A proposta era criar "pequenas Inglaterras", mas não com súditos nativos - como queria o humanitarianism - e sim com brancos. Esta colonização viria a formar laços de identidade e interdependência entre as colônias e a metrópole de forma a não se repetir a traumática experiência da perda das colônias que formaram os EUA.

Em Boundary markers, Giselle Byrnes apresenta as estratégias para colocar em prática essas "pequenas Inglaterras". O projeto estava baseado na abertura de companhias de capital privado: estas compravam as terras dos nativos, bem como as mapeavam, nomeavam segundo as práticas e costumes britânicos, loteavam e vendiam na Grã-Bretanha. Sua análise demonstra também não se tratar apenas de "interesses do grande capital", pois os próprios imigrantes incorporavam e defendiam a noção da superioridade britânica: material, militar, moral e civilizacional:

Os colonos do século XIX imaginavam que sua ocupação da Nova Zelândia resultaria no esforço civilizador do que eles consideravam como uma terra não domesticada. Esta parte do Novo Mundo haveria de se tornar a Britânia do Sul, um posto antípoda do império a replicar, reproduzir e aprimorar valores, atitudes e aspirações do Velho Mundo. Ademais eles também entendiam que aquelas ilhas estavam disponíveis - e sempre aguardaram - à ocupação e à governança: eles acreditavam que a colonização era inevitável (BYRNES, 2001, p. 15).
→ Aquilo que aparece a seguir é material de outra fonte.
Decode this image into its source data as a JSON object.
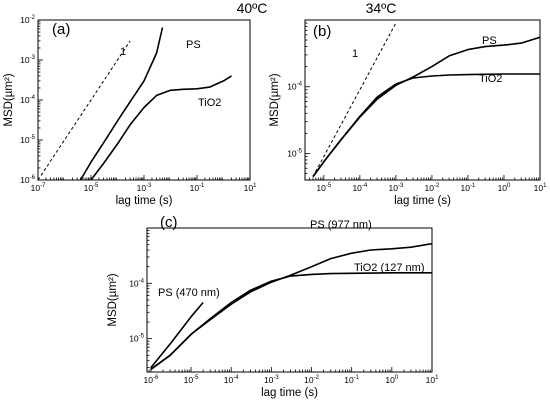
{
  "chart_data": [
    {
      "type": "line",
      "panel_label": "(a)",
      "title": "40ºC",
      "xlabel": "lag time (s)",
      "ylabel": "MSD(µm²)",
      "x_scale": "log",
      "y_scale": "log",
      "xlim": [
        1e-07,
        10
      ],
      "ylim": [
        1e-06,
        0.01
      ],
      "x_ticks": [
        "10⁻⁷",
        "10⁻⁵",
        "10⁻³",
        "10⁻¹",
        "10¹"
      ],
      "y_ticks": [
        "10⁻⁶",
        "10⁻⁵",
        "10⁻⁴",
        "10⁻³",
        "10⁻²"
      ],
      "series": [
        {
          "name": "PS",
          "x": [
            4e-06,
            1e-05,
            3e-05,
            0.0001,
            0.0003,
            0.001,
            0.003,
            0.005
          ],
          "y": [
            1e-06,
            2.8e-06,
            8.5e-06,
            3e-05,
            9e-05,
            0.0003,
            0.0015,
            0.0065
          ]
        },
        {
          "name": "TiO2",
          "x": [
            1e-05,
            3e-05,
            0.0001,
            0.0003,
            0.001,
            0.003,
            0.01,
            0.03,
            0.1,
            0.3,
            1,
            2
          ],
          "y": [
            1e-06,
            2.6e-06,
            8e-06,
            2.4e-05,
            6.5e-05,
            0.00013,
            0.000175,
            0.000185,
            0.00019,
            0.00021,
            0.0003,
            0.0004
          ]
        }
      ],
      "guide": {
        "label": "1",
        "x": [
          1e-07,
          0.0003
        ],
        "y": [
          1e-06,
          0.003
        ]
      },
      "labels": [
        "PS",
        "TiO2"
      ]
    },
    {
      "type": "line",
      "panel_label": "(b)",
      "title": "34ºC",
      "xlabel": "lag time (s)",
      "ylabel": "MSD(µm²)",
      "x_scale": "log",
      "y_scale": "log",
      "xlim": [
        3e-06,
        10
      ],
      "ylim": [
        4e-06,
        0.001
      ],
      "x_ticks": [
        "10⁻⁵",
        "10⁻⁴",
        "10⁻³",
        "10⁻²",
        "10⁻¹",
        "10⁰",
        "10¹"
      ],
      "y_ticks": [
        "10⁻⁵",
        "10⁻⁴"
      ],
      "series": [
        {
          "name": "PS",
          "x": [
            5e-06,
            1e-05,
            3e-05,
            0.0001,
            0.0003,
            0.001,
            0.003,
            0.01,
            0.03,
            0.1,
            0.3,
            1,
            3,
            10
          ],
          "y": [
            4.5e-06,
            7.5e-06,
            1.6e-05,
            3.5e-05,
            6.5e-05,
            0.000105,
            0.00014,
            0.0002,
            0.00029,
            0.00036,
            0.0004,
            0.00042,
            0.00045,
            0.00055
          ]
        },
        {
          "name": "TiO2",
          "x": [
            5e-06,
            1e-05,
            3e-05,
            0.0001,
            0.0003,
            0.001,
            0.003,
            0.01,
            0.03,
            0.1,
            1,
            10
          ],
          "y": [
            4.5e-06,
            7.5e-06,
            1.6e-05,
            3.6e-05,
            7e-05,
            0.00011,
            0.000135,
            0.000145,
            0.00015,
            0.000152,
            0.000155,
            0.000155
          ]
        }
      ],
      "guide": {
        "label": "1",
        "x": [
          5e-06,
          0.001
        ],
        "y": [
          4.5e-06,
          0.0009
        ]
      },
      "labels": [
        "PS",
        "TiO2"
      ]
    },
    {
      "type": "line",
      "panel_label": "(c)",
      "xlabel": "lag time (s)",
      "ylabel": "MSD(µm²)",
      "x_scale": "log",
      "y_scale": "log",
      "xlim": [
        8e-07,
        10
      ],
      "ylim": [
        2.5e-06,
        0.001
      ],
      "x_ticks": [
        "10⁻⁶",
        "10⁻⁵",
        "10⁻⁴",
        "10⁻³",
        "10⁻²",
        "10⁻¹",
        "10⁰",
        "10¹"
      ],
      "y_ticks": [
        "10⁻⁵",
        "10⁻⁴"
      ],
      "series": [
        {
          "name": "PS (470 nm)",
          "x": [
            1e-06,
            3e-06,
            1e-05,
            2e-05
          ],
          "y": [
            3e-06,
            8e-06,
            2.5e-05,
            4.5e-05
          ]
        },
        {
          "name": "PS (977 nm)",
          "x": [
            1e-06,
            3e-06,
            1e-05,
            3e-05,
            0.0001,
            0.0003,
            0.001,
            0.003,
            0.01,
            0.03,
            0.1,
            0.3,
            1,
            3,
            10
          ],
          "y": [
            2.8e-06,
            5e-06,
            1.2e-05,
            2.2e-05,
            4.2e-05,
            7e-05,
            0.000105,
            0.00014,
            0.0002,
            0.00028,
            0.00035,
            0.0004,
            0.00042,
            0.00045,
            0.00052
          ]
        },
        {
          "name": "TiO2 (127 nm)",
          "x": [
            1e-06,
            3e-06,
            1e-05,
            3e-05,
            0.0001,
            0.0003,
            0.001,
            0.003,
            0.01,
            0.03,
            0.1,
            1,
            10
          ],
          "y": [
            2.8e-06,
            5e-06,
            1.2e-05,
            2.3e-05,
            4.5e-05,
            7.5e-05,
            0.00011,
            0.000135,
            0.000145,
            0.00015,
            0.000152,
            0.000155,
            0.000155
          ]
        }
      ],
      "labels": [
        "PS (470 nm)",
        "PS (977 nm)",
        "TiO2 (127 nm)"
      ]
    }
  ]
}
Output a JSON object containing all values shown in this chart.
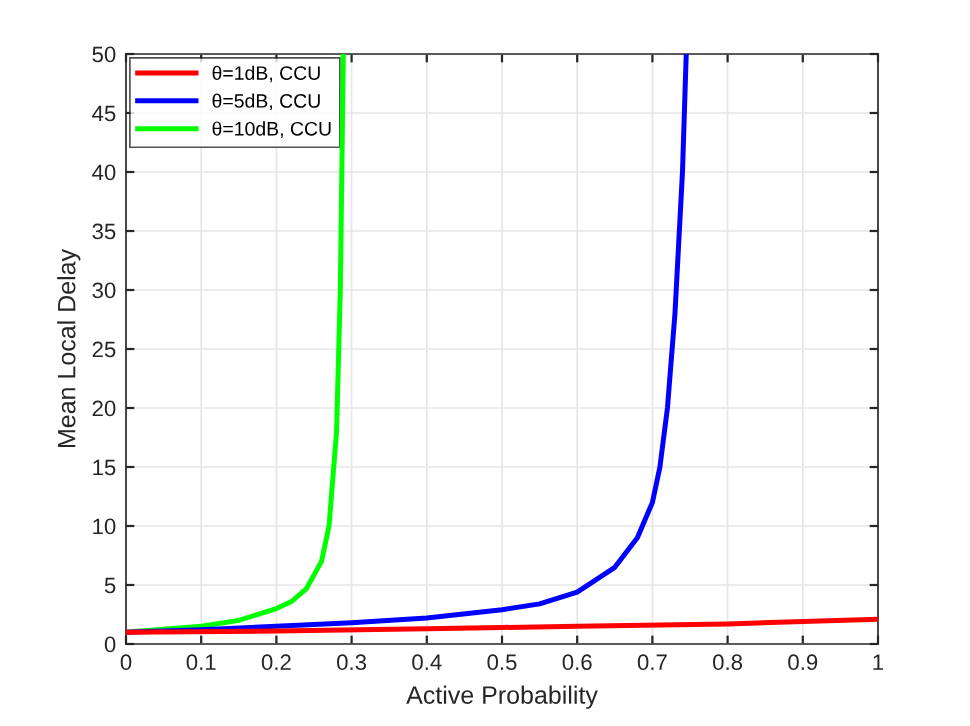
{
  "chart_data": {
    "type": "line",
    "xlabel": "Active Probability",
    "ylabel": "Mean Local Delay",
    "xlim": [
      0,
      1
    ],
    "ylim": [
      0,
      50
    ],
    "xticks": [
      0,
      0.1,
      0.2,
      0.3,
      0.4,
      0.5,
      0.6,
      0.7,
      0.8,
      0.9,
      1
    ],
    "yticks": [
      0,
      5,
      10,
      15,
      20,
      25,
      30,
      35,
      40,
      45,
      50
    ],
    "grid": true,
    "legend": "top left",
    "marker": "none",
    "line_style": "solid",
    "series": [
      {
        "name": "θ=1dB, CCU",
        "color": "#ff0000",
        "x": [
          0,
          0.2,
          0.4,
          0.5,
          0.6,
          0.8,
          1
        ],
        "values": [
          1,
          1.1,
          1.3,
          1.4,
          1.5,
          1.7,
          2.1
        ]
      },
      {
        "name": "θ=5dB, CCU",
        "color": "#0000ff",
        "x": [
          0,
          0.1,
          0.2,
          0.3,
          0.4,
          0.5,
          0.55,
          0.6,
          0.65,
          0.68,
          0.7,
          0.71,
          0.72,
          0.73,
          0.74,
          0.745
        ],
        "values": [
          1,
          1.2,
          1.5,
          1.8,
          2.2,
          2.9,
          3.4,
          4.4,
          6.5,
          9,
          12,
          15,
          20,
          28,
          40,
          50
        ]
      },
      {
        "name": "θ=10dB, CCU",
        "color": "#00ff00",
        "x": [
          0,
          0.1,
          0.15,
          0.2,
          0.22,
          0.24,
          0.26,
          0.27,
          0.28,
          0.285,
          0.287,
          0.289
        ],
        "values": [
          1,
          1.5,
          2,
          3,
          3.6,
          4.7,
          7,
          10,
          18,
          30,
          40,
          50
        ]
      }
    ]
  }
}
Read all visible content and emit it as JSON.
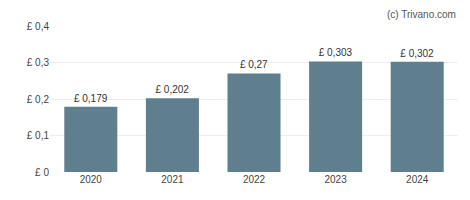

Este novo olhar sobre o Império Britânico, construído inclusive pela historiografia de suas ex-colônias, dissocia os clássicos pares opositores de liberais contra imperiais, demonstra a associação do capital ao Império e a disseminação de um ideário imperial assumido pelos homens e mulheres daquela expansão. Byrnes demonstra em seu livro como os recursos das vendas dos lotes de terras comprados a preços irrisórios dos nativos foram utilizados para construir a infraestrutura básica e escolas, hospitais e igrejas. Também eram oferecidas passagens gratuitas a trabalhadores braçais, desde que seguida uma série de preceitos - tais como o equilíbrio entre homens e mulheres, a preferência por famílias constituídas, o envio de cartas de recomendação do pastor local e o atestado de antecedentes criminais. Este projeto estava estruturado no investimento dos capitais excedentes britânicos em interesses britânicos, na compra - não na conquista - de terras nativas e no estabelecimento de sociedades idealizadas.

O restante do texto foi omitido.